Access to Ireland’s six-mile coastal zone is confined to Irish registered fishing vessels and vessels from Northern Ireland. In the six to twelve mile coastal zone, access is limited to Irish vessels and vessels of other Member States that traditionally fish in these waters going back to the period between 1953 and 1962.
Under the Common Fisheries Policy, all member States extended the limits of their fishing zones from 12 miles to 200 miles. Access to these waters largely depends on quota entitlements which were established in the mid 1980’s based on the track record of fishing vessels, when restrictions on outtake were first introduced.

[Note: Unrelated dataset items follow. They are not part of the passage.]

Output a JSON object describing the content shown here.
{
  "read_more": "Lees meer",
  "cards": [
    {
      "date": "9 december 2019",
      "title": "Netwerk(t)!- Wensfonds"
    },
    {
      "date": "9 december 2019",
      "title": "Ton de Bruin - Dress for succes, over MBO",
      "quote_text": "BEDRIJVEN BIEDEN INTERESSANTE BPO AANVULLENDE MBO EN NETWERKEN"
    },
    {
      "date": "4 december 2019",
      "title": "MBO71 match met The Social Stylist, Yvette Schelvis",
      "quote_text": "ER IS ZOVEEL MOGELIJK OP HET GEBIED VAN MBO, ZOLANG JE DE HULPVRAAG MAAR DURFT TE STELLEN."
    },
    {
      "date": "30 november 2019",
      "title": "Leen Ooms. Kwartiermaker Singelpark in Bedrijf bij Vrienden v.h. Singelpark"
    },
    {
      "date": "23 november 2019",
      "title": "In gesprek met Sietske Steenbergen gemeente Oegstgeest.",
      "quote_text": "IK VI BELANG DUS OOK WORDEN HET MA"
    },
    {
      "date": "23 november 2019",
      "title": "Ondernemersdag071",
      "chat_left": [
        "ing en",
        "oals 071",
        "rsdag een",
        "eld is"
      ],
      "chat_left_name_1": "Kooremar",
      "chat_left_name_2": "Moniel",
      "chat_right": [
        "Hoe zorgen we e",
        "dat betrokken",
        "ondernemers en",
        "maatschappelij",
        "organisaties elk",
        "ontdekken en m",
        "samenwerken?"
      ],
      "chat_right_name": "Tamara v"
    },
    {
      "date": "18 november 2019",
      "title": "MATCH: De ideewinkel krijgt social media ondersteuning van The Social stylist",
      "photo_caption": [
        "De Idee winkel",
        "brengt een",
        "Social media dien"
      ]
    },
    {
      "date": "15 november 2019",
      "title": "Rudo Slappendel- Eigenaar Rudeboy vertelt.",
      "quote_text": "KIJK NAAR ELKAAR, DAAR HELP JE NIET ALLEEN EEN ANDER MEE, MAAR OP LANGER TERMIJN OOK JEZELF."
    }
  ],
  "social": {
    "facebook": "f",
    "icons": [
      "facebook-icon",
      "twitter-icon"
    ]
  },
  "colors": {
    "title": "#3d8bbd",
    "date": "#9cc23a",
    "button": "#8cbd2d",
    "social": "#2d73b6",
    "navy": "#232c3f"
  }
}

There are other restrictions built in to this system such as the “new Irish box” zone. This is a large area (51,000 sq km) off the south and west coast of Ireland. The time spent in this area is capped for all fishing vessels to protect important juvenile fish. In addition, there is an overall cap on fishing effort in the Atlantic waters where Irish vessels operate.
Every December, the EU Council negotiates arrangements for managing fish stocks under the Common Fisheries policy. These negotiations set the total allowable catches (TACs) and Quotas. In 2009, this process has delivered fishing opportunities to the Irish catching sector of €202m. This figure does not take into account the added value to the Irish economy, with total seafood sales on both domestic and export markets amounting to €715m in 2008.
The Common Fisheries Policy is up for Review. The Review has commenced and a new policy framework will be in place from 2012. A discussion paper on the Review has been published by the European Commission. Minister of State Tony Killeen has appointed Dr Noel Cawley to oversee an extensive and comprehensive consultation process with fishermen and other stakeholders over the coming months. The outcome of these consultations will inform Ireland’s priorities in the Review and the Minister’s position at the negotiations.